BOSTON, May 25 (Reuters) - Precious Perez slipped into her full-length strapless prom gown and said it made her feel like storybook royalty, an experience shared by many of her peers at high schools across the United States.

Blind since birth, Perez, could not see the dress's mint green color, but said that did not limit her ability to enjoy the formal dance, a common rite of passage for American teens.

Perez, 18, described the gown she would put on in the small, comfortable apartment she lives in with her mother and four year-old brother J.J. as "kind of like a more toned-down version of a Disney princess dress. It makes me feel all elegant and special."

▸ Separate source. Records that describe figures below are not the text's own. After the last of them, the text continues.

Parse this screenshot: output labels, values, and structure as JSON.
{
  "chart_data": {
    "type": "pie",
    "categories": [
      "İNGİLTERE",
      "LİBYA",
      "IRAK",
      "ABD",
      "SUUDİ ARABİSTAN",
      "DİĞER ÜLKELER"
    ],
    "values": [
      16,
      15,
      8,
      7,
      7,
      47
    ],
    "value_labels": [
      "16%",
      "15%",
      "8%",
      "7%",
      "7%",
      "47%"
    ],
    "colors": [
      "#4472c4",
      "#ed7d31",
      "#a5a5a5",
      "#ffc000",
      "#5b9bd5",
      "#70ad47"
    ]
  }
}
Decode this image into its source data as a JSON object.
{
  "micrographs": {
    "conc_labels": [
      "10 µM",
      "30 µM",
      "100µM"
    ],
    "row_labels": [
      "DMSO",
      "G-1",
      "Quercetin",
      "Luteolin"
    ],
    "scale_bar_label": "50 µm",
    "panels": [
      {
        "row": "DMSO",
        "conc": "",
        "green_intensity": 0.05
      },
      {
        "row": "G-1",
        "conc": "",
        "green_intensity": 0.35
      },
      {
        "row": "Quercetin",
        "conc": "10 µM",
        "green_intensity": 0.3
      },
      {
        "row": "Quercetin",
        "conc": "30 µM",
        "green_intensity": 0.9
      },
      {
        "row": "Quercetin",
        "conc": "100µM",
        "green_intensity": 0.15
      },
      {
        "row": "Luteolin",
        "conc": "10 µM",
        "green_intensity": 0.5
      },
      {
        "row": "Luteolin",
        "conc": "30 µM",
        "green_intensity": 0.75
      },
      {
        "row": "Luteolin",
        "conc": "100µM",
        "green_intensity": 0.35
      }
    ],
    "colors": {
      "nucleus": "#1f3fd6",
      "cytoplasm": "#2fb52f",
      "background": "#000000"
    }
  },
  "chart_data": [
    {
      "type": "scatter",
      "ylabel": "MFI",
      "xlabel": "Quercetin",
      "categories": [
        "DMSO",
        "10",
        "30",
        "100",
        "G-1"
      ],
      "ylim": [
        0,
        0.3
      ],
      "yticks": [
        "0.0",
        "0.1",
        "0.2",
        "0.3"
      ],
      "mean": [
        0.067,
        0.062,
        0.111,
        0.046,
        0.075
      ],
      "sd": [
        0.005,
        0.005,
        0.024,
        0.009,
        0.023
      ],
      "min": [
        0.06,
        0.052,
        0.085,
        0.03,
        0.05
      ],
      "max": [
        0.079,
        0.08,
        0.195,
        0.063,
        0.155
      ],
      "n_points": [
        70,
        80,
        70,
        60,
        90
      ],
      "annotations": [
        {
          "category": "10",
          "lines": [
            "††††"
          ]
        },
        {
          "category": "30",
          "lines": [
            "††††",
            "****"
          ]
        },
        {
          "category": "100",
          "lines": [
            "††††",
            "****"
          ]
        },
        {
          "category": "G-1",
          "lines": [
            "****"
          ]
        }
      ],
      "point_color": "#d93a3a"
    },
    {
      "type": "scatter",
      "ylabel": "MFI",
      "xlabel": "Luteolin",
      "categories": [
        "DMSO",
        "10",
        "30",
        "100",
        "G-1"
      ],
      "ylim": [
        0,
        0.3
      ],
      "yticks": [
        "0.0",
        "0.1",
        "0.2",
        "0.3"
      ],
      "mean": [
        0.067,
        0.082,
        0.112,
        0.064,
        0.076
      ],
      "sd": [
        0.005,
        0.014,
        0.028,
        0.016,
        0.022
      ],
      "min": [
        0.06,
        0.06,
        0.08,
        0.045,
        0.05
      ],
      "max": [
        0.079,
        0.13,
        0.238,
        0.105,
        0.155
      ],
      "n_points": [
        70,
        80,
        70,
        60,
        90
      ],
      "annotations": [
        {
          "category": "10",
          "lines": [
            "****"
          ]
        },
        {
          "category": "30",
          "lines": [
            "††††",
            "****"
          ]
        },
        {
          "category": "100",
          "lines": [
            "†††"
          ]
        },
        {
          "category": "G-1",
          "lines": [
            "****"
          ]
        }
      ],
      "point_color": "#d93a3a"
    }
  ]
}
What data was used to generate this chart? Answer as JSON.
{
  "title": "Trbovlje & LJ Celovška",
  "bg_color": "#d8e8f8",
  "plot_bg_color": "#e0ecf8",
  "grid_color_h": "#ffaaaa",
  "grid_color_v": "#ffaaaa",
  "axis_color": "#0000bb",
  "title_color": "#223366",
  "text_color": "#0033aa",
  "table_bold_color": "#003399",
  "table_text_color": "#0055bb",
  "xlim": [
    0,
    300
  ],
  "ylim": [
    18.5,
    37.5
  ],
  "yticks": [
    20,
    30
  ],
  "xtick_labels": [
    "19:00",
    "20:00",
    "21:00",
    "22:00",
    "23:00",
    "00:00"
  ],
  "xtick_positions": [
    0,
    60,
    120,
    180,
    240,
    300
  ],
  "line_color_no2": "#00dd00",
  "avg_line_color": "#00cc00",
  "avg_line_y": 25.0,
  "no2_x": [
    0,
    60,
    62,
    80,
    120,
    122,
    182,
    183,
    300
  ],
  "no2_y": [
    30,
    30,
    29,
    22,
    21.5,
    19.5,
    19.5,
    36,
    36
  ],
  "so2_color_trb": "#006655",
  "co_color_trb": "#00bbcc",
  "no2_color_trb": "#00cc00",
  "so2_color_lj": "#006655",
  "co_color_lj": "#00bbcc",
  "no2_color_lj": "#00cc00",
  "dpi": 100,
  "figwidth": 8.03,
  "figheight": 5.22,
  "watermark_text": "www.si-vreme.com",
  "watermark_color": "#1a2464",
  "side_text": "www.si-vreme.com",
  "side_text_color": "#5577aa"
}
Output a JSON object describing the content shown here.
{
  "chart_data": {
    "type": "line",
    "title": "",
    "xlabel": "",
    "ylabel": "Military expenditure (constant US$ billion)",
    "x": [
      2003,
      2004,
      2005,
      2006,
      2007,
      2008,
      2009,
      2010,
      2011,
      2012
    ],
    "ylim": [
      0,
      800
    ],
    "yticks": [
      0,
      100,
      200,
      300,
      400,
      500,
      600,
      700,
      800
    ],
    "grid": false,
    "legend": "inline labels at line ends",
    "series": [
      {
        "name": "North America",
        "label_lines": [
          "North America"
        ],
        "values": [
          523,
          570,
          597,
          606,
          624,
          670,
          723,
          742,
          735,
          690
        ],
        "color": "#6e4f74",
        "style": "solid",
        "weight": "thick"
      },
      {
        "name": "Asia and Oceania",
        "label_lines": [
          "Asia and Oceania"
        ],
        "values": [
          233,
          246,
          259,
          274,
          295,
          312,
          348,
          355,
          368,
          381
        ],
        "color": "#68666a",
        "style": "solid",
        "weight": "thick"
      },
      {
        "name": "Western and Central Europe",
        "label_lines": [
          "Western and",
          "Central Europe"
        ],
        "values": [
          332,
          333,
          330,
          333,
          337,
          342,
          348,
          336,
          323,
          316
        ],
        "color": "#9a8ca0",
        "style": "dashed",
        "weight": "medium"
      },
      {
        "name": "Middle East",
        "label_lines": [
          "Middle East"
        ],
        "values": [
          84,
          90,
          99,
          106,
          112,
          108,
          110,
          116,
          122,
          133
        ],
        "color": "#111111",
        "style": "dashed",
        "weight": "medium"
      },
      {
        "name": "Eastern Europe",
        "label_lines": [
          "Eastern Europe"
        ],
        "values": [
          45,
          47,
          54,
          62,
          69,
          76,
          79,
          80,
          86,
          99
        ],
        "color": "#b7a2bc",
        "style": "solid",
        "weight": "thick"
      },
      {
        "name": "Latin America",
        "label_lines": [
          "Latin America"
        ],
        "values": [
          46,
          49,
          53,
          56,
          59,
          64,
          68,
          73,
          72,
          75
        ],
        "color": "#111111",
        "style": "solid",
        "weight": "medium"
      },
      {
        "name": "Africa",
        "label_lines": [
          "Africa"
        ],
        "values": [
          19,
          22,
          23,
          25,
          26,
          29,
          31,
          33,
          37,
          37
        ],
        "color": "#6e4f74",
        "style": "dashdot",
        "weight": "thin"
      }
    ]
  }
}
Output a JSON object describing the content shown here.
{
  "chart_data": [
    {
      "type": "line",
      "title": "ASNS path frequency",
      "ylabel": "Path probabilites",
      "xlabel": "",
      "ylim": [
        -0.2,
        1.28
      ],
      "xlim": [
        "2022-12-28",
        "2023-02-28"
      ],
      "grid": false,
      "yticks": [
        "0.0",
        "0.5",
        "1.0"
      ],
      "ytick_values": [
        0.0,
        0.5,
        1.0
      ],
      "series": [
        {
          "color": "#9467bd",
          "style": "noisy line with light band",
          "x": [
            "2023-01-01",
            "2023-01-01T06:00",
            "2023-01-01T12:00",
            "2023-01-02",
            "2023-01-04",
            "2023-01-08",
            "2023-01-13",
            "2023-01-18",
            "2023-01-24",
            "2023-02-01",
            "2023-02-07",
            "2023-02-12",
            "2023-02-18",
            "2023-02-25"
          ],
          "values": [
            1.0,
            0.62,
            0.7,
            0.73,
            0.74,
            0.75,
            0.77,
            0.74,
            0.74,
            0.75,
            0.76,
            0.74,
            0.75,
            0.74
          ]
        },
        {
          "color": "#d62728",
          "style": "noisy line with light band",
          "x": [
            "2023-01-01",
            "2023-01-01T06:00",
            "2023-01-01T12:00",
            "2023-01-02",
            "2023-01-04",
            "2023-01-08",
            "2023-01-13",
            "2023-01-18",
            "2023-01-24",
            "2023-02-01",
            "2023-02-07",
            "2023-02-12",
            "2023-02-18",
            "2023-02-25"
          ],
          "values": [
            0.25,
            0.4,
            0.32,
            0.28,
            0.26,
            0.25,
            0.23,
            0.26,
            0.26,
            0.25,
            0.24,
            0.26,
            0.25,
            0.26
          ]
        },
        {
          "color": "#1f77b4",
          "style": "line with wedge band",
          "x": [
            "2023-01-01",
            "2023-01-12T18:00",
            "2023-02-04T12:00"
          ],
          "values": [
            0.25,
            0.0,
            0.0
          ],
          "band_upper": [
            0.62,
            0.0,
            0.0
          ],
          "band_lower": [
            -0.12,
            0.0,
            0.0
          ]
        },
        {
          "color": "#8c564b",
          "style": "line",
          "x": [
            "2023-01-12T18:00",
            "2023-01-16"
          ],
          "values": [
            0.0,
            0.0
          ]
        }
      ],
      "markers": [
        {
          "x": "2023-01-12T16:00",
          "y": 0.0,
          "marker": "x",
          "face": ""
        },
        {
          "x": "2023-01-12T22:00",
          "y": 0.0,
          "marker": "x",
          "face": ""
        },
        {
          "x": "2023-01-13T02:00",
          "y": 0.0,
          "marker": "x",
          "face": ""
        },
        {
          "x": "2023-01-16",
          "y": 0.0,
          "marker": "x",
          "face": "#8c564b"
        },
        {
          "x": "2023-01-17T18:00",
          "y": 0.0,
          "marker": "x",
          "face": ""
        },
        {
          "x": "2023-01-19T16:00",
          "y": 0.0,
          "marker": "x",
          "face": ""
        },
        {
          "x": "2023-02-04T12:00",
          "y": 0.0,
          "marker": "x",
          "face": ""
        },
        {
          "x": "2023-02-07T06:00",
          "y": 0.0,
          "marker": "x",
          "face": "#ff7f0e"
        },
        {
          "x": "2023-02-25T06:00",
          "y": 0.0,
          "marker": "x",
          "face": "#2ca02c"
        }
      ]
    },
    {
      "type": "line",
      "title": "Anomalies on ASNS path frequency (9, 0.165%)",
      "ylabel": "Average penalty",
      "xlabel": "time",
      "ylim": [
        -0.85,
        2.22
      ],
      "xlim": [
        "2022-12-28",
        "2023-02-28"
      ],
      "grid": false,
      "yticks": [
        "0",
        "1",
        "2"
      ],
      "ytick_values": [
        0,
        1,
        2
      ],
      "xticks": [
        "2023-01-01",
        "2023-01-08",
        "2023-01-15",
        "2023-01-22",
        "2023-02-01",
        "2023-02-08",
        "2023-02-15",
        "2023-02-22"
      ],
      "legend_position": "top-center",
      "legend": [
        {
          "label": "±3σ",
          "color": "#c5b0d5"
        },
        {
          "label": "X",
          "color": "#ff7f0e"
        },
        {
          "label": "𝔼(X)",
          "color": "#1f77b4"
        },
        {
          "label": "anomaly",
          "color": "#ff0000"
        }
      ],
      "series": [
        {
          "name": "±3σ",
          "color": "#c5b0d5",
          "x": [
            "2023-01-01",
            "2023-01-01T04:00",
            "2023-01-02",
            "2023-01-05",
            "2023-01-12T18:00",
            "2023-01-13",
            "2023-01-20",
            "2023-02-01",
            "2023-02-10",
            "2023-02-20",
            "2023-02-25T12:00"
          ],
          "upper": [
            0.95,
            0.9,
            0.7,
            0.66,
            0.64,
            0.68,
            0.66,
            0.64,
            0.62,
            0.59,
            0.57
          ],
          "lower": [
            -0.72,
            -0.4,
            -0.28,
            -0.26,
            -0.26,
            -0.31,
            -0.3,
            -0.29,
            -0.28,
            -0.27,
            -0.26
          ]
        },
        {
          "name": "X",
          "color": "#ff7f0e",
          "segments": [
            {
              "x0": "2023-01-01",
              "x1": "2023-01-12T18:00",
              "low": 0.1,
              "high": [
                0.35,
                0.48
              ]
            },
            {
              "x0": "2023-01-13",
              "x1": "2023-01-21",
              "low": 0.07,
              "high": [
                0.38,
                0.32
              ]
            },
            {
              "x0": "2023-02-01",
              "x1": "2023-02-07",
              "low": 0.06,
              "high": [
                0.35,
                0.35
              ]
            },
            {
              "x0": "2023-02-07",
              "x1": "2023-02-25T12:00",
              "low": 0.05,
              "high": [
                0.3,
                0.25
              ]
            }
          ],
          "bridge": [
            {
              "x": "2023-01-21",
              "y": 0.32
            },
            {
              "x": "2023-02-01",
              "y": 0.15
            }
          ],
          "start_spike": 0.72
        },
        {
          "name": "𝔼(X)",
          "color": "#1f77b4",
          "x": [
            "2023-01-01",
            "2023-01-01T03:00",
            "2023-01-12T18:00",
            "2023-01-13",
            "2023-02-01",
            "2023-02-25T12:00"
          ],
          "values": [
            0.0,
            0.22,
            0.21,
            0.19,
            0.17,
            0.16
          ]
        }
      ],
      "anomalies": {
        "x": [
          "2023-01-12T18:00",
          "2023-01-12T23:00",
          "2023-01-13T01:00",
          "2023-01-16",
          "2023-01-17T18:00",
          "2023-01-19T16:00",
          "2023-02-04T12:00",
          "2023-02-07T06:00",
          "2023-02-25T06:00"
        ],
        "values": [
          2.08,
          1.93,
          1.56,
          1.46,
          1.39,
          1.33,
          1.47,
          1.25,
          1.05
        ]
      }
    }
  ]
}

The practical teen with a bright laugh attends the same public high school as her sighted friends and was eager for the experience.

"I always thought that I might end up going. I didn't really know though," she said.

Asked about her prom date, Perez says she and Maddy Wilson are "like step-sisters, best friends who grew up together." The two were inseparable at the prom, held in the ballroom of a nearby hotel in Boston, from dinner to ice cream sundaes and, of course, packing onto a small dance floor with hundreds of her classmates.

"All of the Spanish music was my favorite," said Perez, whose mother is of Puerto Rican descent. "It's in my blood."

Her mother, Jennifer Alvarez, took Perez for a manicure, pedicure and hair straightening and cut in their working-class hometown of Chelsea, Massachusetts, just outside Boston, a few days ahead of the prom and admitted to some jitters about her daughter growing up and heading out on her own.

"I wanted her to go to prom because that's a big experience in someone's life. You only get one time," Alvarez said, months before Perez is to head off to a new life at Boston's Berkeley College of Music, where she will study vocal performance and face new living arrangements at the school's downtown dormitories.

"She's going off to college. There's going to be parties. She's going to get invited out to a bar or out to a club, and it's terrifying," Alvarez said. "I'm ecstatic for her because this is what I want for her."